A Rosedale man was convicted this week of murdering a 14-year-old girl who was riding home on a bus in South Jamaica after a Sweet Sixteen party in 2013. The senseless shooting sent a shudder through the city, shocked by the random nature of the attack.

Crime rates were steadily declining and New Yorkers no longer had the knee-jerk reaction that murder was business as usual and could not be reversed. The image of an innocent teenager dying from gunfire on a city bus appalled many residents of Queens.

Adding to the public outrage, she was the fourth member of an extended family in southeast Queens to die from gun violence.

A Queens jury found Kevin McClinton, 24, guilty of second-degree murder in the death of D’aja Robinson, who was on the Q6 in Jamaica when multiple rounds were fired at the bus on May 18, 2013. One bullet struck her in the head in a barrage prosecutors believed was aimed at another passenger.

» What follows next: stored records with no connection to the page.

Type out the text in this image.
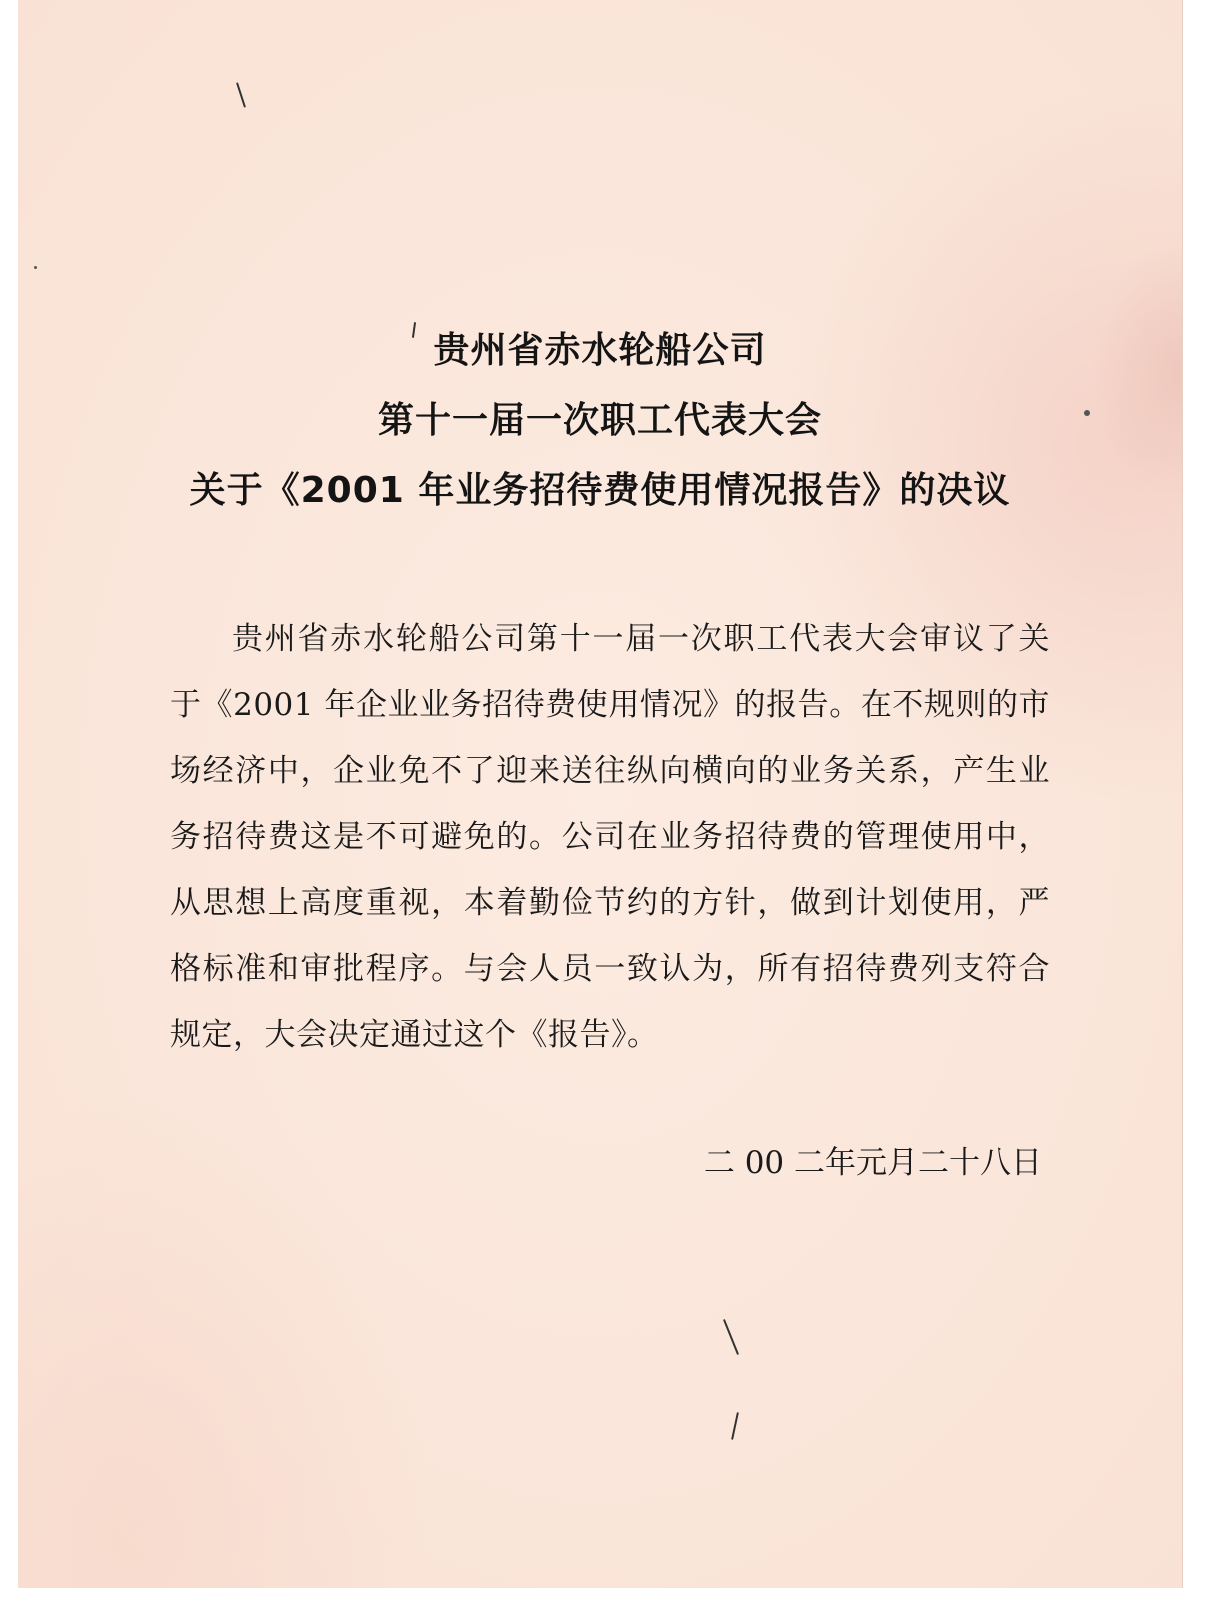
贵州省赤水轮船公司
第十一届一次职工代表大会
关于《2001 年业务招待费使用情况报告》的决议
贵州省赤水轮船公司第十一届一次职工代表大会审议了关于《2001 年企业业务招待费使用情况》的报告。在不规则的市场经济中，企业免不了迎来送往纵向横向的业务关系，产生业务招待费这是不可避免的。公司在业务招待费的管理使用中，从思想上高度重视，本着勤俭节约的方针，做到计划使用，严格标准和审批程序。与会人员一致认为，所有招待费列支符合规定，大会决定通过这个《报告》。
二 00 二年元月二十八日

An only child, D’aja was a student at Cambria Heights Magnet School and one of seven homicide victims in the 113th Precinct that year.

Less than three weeks later, McClinton was arrested in South Carolina and held without bail until conviction. A second suspect, 15 at the time, still awaits trial.

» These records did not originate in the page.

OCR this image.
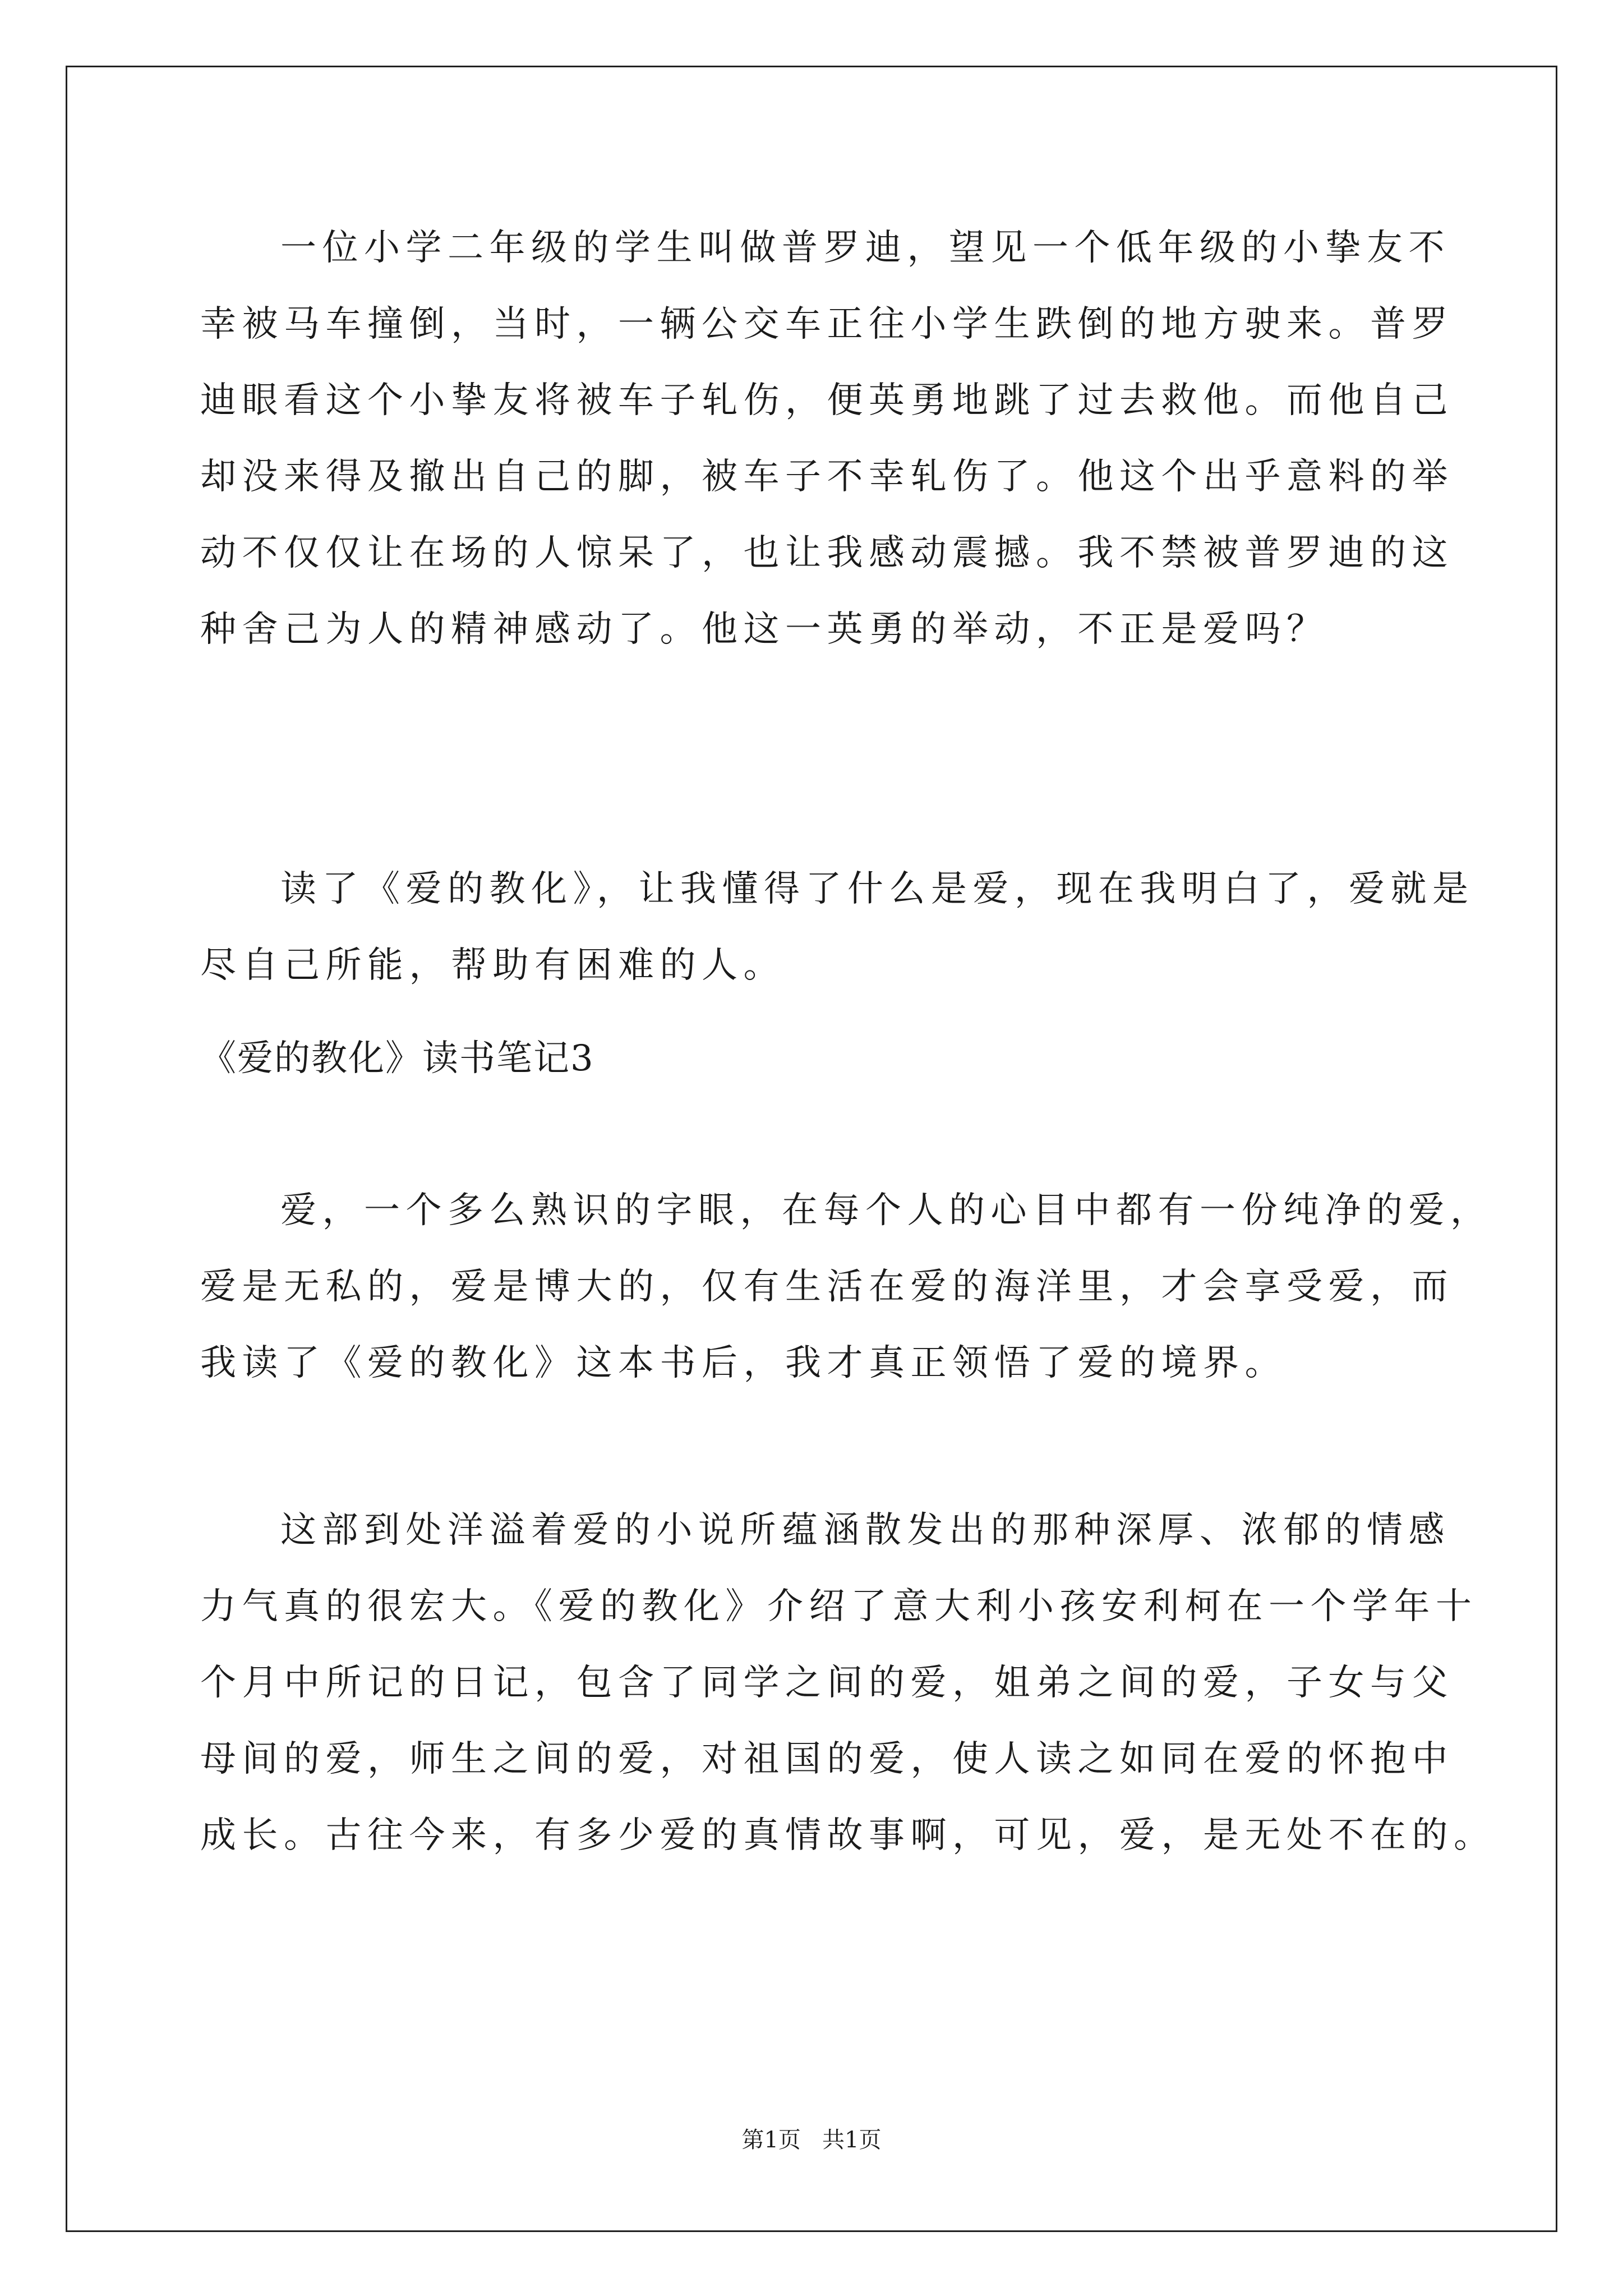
一位小学二年级的学生叫做普罗迪，望见一个低年级的小挚友不
幸被马车撞倒，当时，一辆公交车正往小学生跌倒的地方驶来。普罗
迪眼看这个小挚友将被车子轧伤，便英勇地跳了过去救他。而他自己
却没来得及撤出自己的脚，被车子不幸轧伤了。他这个出乎意料的举
动不仅仅让在场的人惊呆了，也让我感动震撼。我不禁被普罗迪的这
种舍己为人的精神感动了。他这一英勇的举动，不正是爱吗？
读了《爱的教化》，让我懂得了什么是爱，现在我明白了，爱就是
尽自己所能，帮助有困难的人。
《爱的教化》读书笔记3
爱，一个多么熟识的字眼，在每个人的心目中都有一份纯净的爱，
爱是无私的，爱是博大的，仅有生活在爱的海洋里，才会享受爱，而
我读了《爱的教化》这本书后，我才真正领悟了爱的境界。
这部到处洋溢着爱的小说所蕴涵散发出的那种深厚、浓郁的情感
力气真的很宏大。《爱的教化》介绍了意大利小孩安利柯在一个学年十
个月中所记的日记，包含了同学之间的爱，姐弟之间的爱，子女与父
母间的爱，师生之间的爱，对祖国的爱，使人读之如同在爱的怀抱中
成长。古往今来，有多少爱的真情故事啊，可见，爱，是无处不在的。
第1页   共1页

How does a community cope when children kill children? Days after D’aja was killed the 113th Precinct Community Council put a $22,000 bounty on the suspects. Then Borough President Helen Marshall earmarked $50,000 from her office to hold a gun buyback in honor of the teen.

In 2014 on what would have been D’aja’s 16th birthday, her family, friends and neighbors held a walk on a rainy Tuesday. D’aja’s grandmother led the somber marchers to the site where the shooting cut short a young life. The 113th Precinct joined the vigil.

It took nearly three years for D’aja’s family to get some sense of relief from the criminal justice system. But murder claims more than just the victims—it leaves other wounds that never heal.

Less than a year after D’aja died, her 17-year-old cousin Khalil Bowlin was killed in a drive-by shooting in South Jamaica in 2014. His mother said he never recovered from D’aja’s murder. Bowlin’s uncle, a former NYPD officer, died in a shooting in South Jamaica in 2011, while his father was gunned down in a Richmond Hill barber shop in 2010.

McClinton is facing 25 years to life when he is sentenced in June. D’aja’s family is facing a lifetime without the loved ones who shaped their lives, but at least a guilty verdict has brought some solace to the survivors haunted by bloodshed.